Lightning Talk
in
Workshop: Data Centric AI
Data Cards: Purposeful and Transparent Documentation for Responsible AI
As we move towards large-scale models (BERT, LaMBDA, DALL-E) capable of numerous downstream tasks, the complexity of understanding multi-modal datasets that give shape and nuance to how these models might be used rapidly increases. As such, a clear and thorough understanding of a dataset's origins, development, intent, ethical considerations and evolution is a necessary step for the responsible and informed deployment of these models, especially in people-facing contexts used across high-risk domains. However, the burden of this understanding often falls on the intelligibility, conciseness, and comprehensiveness of its documentation.
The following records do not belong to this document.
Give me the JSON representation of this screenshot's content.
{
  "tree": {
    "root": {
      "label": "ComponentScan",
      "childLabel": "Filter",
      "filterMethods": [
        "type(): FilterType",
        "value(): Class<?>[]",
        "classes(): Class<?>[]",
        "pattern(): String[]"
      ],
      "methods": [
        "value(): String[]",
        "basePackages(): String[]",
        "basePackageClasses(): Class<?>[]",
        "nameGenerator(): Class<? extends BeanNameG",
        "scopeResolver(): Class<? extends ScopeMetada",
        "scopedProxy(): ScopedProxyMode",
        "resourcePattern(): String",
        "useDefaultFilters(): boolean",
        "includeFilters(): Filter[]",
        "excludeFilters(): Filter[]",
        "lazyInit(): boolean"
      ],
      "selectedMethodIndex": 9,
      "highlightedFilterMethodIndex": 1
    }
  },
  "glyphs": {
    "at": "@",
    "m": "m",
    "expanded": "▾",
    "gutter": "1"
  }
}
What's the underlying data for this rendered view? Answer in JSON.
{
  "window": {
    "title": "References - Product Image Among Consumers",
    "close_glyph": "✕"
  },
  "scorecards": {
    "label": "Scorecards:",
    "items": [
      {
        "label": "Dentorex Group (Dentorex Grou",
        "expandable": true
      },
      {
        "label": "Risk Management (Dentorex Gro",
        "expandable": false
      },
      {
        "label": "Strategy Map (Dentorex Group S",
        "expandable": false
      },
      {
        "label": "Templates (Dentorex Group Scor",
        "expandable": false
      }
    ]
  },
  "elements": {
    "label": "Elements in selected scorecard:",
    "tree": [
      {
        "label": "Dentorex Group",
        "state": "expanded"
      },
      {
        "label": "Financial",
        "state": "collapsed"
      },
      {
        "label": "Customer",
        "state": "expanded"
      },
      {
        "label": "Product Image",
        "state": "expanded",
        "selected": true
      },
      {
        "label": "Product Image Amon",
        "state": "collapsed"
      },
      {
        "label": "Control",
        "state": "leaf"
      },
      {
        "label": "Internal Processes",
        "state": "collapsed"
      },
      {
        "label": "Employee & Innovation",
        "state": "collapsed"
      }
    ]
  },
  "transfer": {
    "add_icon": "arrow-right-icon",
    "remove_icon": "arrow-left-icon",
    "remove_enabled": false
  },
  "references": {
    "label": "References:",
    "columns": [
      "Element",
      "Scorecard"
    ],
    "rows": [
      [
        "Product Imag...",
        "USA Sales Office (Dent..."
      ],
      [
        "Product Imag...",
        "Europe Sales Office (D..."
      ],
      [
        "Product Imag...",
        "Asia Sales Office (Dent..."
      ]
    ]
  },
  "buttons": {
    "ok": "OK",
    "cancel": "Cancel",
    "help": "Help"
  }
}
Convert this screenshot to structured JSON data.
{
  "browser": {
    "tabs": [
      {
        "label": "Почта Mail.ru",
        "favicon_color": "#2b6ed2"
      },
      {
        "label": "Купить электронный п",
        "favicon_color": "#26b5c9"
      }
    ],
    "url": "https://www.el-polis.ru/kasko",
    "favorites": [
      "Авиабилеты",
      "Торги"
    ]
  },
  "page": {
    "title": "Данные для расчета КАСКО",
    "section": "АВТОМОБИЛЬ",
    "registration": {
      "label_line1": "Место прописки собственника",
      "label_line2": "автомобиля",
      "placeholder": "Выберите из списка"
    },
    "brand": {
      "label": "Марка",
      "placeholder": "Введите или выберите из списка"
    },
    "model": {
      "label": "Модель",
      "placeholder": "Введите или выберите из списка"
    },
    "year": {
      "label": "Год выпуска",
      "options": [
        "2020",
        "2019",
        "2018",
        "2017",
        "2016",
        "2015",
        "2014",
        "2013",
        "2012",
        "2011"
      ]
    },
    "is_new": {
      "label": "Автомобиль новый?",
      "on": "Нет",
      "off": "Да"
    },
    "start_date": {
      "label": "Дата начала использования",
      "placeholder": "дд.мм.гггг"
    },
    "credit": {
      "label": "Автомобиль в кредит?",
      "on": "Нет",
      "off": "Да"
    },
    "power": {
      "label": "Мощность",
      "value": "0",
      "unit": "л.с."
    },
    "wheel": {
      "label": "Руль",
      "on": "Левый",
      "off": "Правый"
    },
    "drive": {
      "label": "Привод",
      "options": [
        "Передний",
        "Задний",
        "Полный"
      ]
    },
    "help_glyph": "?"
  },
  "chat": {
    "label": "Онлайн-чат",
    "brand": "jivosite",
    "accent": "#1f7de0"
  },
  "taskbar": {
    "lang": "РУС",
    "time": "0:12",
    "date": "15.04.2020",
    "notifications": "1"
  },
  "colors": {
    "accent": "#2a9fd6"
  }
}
Moreover, with these models often dependent on multiple datasets, consistency and comparability across all dataset documentation demands a process likening to user-centric product development. In this position paper, we propose Data Cards for fostering transparent, purposeful and human-centered documentation of datasets within the practical contexts of industry and research. Data Cards are structured summaries of essential facts about various aspects of ML datasets needed by stakeholders across a dataset's lifecycle for responsible AI development. These summaries provide explanations of processes and rationales that shape the data and consequently the models—such as upstream sources, data collection and annotation methods; training and evaluation methods, intended use, or decisions affecting model performance. Using two case studies, we report on desirable characteristics that support adoption across domains, organizational structures, and audience groups. Finally, we present lessons learned from deploying over twenty Data Cards.